Yonkers Mayor Mike Spano and the union are squaring off in court over just how much the mayor can cut. Spano, in an effort to reduce the department’s $8 million in overtime, tried to remove two trucks — an engine and ladder — from each shift earlier this week. That would mean fewer firefighters needed to operate those trucks, and would reduce the need to keep people on overtime when other firefighters call in sick.

At issue is the minimum manning required to keep citizens and firefighters safe. The union says it’s 57 firefighters per shift, and that figure is based on having four firefighters, including an officer, on each truck. The city wants 48 per shift, but only when firefighters call in sick. Otherwise, the number would remain as it is, at 57, in a contract that expired in 2009.

The union, which says it is understaffed by roughly 10 percent and not abusing sick leave, took the city to court and won a temporary restraining order; the city must maintain staffing and operations as they are now. The two sides return to court on Aug. 30.

So here is the $5-million question: Just how many firefighters are needed per shift to maintain safety for residents and themselves? Unfortunately, the two sides don’t agree.

Minimum manning is not an issue unique to Yonkers. Such requirements aren't always written into contracts, but when they are, the mandates can deny municipalities the flexibility they need to run operations efficiently. For cities like Yonkers facing tough financial straits, that's a real problem.

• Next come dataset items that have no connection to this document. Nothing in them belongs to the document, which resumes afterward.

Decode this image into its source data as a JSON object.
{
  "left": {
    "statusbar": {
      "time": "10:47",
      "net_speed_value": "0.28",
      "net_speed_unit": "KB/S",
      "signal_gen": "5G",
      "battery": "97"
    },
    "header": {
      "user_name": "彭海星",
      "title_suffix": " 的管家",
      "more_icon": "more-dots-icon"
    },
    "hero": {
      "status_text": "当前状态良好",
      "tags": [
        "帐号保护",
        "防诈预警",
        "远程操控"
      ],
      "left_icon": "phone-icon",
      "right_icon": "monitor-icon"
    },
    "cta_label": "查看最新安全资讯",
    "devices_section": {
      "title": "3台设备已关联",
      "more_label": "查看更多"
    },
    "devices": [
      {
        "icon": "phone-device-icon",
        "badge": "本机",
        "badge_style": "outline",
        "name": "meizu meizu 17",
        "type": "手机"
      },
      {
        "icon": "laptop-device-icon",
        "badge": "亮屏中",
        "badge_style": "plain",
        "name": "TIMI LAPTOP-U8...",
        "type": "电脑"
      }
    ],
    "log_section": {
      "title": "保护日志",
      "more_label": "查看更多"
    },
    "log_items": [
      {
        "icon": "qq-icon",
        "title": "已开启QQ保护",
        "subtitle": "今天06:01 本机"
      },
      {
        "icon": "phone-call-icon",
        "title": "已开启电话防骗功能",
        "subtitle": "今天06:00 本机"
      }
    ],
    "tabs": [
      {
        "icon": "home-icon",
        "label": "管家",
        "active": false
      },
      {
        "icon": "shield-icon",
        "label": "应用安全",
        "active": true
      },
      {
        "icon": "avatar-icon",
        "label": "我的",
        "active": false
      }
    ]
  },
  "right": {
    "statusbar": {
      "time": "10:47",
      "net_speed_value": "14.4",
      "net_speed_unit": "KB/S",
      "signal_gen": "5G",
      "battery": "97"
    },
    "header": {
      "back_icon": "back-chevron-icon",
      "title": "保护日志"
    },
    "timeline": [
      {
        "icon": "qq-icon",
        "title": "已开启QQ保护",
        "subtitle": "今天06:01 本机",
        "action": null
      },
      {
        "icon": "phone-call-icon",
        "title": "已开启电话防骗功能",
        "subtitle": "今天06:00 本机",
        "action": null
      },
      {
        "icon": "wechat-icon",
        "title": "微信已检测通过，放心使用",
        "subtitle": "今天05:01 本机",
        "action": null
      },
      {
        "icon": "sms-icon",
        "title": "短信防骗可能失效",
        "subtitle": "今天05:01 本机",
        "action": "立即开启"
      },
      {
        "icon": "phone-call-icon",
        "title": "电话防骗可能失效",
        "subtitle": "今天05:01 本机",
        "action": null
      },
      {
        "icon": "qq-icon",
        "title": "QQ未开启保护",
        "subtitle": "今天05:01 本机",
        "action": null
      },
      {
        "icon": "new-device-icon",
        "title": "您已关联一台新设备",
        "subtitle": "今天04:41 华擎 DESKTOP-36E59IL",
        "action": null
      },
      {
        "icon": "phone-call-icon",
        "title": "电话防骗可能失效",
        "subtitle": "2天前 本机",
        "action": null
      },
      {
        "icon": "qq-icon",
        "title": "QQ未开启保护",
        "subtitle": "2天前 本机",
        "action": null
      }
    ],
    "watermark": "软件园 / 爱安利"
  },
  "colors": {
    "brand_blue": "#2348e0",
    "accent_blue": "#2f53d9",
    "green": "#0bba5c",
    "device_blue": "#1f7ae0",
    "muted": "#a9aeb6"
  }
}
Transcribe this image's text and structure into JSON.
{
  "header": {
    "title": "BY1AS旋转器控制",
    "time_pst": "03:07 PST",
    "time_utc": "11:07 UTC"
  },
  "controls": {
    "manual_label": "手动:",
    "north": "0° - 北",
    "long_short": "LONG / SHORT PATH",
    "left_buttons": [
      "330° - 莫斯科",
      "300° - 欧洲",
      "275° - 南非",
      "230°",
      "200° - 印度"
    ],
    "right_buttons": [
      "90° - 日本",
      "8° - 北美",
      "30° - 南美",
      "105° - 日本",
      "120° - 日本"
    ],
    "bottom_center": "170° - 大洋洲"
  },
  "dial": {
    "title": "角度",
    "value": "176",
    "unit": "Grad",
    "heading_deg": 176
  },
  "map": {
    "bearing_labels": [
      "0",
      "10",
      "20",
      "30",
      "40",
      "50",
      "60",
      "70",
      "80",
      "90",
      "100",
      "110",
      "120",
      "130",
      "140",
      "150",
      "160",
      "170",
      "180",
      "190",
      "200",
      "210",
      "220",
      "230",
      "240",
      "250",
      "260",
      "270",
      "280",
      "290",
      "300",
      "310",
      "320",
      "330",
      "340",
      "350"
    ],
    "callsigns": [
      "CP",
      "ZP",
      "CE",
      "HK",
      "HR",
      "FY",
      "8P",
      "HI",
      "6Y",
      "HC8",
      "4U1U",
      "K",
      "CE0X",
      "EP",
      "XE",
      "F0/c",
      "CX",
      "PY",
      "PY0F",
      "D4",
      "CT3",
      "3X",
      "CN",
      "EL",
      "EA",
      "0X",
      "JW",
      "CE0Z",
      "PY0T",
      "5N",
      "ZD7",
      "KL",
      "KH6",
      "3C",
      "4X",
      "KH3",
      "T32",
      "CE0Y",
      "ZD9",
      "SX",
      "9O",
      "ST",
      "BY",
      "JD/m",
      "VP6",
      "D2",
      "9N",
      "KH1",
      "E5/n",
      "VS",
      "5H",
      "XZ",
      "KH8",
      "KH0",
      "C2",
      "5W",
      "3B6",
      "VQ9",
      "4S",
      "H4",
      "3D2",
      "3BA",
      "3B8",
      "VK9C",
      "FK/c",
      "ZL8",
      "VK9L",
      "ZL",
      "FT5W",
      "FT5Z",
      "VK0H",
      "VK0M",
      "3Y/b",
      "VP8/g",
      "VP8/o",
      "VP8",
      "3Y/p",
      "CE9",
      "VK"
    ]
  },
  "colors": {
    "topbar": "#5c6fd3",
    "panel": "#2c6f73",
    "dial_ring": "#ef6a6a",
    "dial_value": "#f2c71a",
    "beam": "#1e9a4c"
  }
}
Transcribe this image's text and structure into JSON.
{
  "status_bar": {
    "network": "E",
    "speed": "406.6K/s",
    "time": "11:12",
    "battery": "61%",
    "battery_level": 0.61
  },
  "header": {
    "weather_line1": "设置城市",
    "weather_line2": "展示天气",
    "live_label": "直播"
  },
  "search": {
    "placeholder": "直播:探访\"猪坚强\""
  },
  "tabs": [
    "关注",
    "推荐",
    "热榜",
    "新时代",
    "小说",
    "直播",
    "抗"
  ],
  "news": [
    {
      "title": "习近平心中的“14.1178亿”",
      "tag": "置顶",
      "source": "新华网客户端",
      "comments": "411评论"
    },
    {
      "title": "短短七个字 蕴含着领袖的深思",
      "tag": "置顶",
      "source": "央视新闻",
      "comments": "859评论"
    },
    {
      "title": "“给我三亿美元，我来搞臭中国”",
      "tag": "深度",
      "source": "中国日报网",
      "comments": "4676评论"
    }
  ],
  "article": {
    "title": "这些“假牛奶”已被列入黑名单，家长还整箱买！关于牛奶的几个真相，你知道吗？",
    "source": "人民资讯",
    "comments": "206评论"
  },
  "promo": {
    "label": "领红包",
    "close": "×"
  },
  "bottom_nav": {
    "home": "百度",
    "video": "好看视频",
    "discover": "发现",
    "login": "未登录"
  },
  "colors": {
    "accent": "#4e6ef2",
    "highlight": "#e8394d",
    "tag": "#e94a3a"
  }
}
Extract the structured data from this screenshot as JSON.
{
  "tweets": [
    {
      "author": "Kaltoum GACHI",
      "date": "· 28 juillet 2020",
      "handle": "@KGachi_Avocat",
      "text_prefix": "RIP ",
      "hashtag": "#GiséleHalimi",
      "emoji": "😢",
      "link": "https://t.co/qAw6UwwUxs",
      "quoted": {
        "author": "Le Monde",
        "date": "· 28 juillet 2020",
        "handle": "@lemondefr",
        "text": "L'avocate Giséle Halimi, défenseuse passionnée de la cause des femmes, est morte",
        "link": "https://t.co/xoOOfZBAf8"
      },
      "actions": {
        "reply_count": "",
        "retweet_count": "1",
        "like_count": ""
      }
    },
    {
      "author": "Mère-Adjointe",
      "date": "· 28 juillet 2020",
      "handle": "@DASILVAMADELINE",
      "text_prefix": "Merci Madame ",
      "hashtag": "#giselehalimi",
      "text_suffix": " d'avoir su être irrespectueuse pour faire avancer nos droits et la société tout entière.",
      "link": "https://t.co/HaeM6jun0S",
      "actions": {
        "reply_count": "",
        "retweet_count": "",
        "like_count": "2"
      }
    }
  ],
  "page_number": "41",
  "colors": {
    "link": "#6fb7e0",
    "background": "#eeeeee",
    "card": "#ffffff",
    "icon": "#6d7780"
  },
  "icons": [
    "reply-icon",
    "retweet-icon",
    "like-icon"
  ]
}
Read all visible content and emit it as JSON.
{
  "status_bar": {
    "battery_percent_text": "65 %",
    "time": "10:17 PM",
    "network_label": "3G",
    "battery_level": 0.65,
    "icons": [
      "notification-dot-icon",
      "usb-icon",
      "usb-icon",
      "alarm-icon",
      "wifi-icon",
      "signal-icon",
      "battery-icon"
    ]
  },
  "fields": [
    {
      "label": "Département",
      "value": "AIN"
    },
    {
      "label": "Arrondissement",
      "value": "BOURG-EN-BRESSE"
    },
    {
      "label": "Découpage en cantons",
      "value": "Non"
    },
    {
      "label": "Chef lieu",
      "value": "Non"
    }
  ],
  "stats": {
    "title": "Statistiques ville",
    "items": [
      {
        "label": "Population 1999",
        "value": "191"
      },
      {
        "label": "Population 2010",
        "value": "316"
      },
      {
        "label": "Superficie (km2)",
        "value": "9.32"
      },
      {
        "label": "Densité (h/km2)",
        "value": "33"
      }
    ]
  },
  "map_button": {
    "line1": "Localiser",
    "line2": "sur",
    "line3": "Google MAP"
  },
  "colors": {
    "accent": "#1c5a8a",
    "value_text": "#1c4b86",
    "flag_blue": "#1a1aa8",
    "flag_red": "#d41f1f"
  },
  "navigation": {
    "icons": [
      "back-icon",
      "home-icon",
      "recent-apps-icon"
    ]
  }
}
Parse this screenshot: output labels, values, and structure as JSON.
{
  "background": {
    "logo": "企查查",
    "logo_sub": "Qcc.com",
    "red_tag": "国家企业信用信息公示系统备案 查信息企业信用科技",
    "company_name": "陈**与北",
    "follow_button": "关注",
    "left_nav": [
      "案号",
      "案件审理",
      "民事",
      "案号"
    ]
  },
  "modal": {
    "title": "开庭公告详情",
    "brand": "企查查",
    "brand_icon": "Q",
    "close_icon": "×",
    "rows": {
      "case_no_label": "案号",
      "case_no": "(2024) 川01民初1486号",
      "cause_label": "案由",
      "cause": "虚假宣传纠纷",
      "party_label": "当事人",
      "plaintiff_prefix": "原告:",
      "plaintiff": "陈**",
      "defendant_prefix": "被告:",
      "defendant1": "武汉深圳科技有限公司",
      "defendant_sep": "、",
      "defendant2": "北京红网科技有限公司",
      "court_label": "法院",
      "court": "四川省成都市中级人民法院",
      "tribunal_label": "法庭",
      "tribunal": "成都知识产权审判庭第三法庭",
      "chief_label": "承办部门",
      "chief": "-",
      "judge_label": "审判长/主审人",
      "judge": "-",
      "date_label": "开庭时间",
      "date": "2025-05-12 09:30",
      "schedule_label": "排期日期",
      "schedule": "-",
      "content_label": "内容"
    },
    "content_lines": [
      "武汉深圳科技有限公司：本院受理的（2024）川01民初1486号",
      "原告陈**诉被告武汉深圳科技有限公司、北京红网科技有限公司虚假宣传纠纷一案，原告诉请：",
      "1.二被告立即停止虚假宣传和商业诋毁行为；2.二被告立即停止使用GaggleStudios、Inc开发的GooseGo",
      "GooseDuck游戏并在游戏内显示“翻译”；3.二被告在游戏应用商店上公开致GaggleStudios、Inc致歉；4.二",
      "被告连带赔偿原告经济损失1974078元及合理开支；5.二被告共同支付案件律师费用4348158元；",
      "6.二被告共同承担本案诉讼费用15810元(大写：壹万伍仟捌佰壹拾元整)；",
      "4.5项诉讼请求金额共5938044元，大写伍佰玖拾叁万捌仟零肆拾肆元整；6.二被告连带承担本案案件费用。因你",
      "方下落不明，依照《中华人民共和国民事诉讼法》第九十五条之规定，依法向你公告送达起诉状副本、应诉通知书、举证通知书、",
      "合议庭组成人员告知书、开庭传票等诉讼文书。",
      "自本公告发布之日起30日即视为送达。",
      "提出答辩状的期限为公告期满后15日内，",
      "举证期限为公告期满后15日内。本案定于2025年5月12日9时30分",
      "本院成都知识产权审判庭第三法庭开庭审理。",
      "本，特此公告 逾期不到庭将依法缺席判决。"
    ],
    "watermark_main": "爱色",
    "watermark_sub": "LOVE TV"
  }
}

This budget and safety issue requires flexibility and collaboration. While it’s best not to write staffing levels into the contract, it’s also not a decision to be made solely by elected officials. Fire commissioners, chiefs and union leaders must be involved.

Saving money on firefighter overtime won’t fill Yonkers’ very deep financial hole, but the fireworks over this single issue show how difficult change can be.

The city and union are to resume contract negotiations in September. Staffing will be part of what will certainly be aggressive talks over wages and benefits. As will the city’s interest in taking advantage of a federal grant to pay for new firefighters, which could ease some of these staffing and overtime issues in the short term.

Public safety and the welfare of firefighters are vital. Staffing decisions shouldn't be left to a judge. They are best made when city and the fire department figure it out together.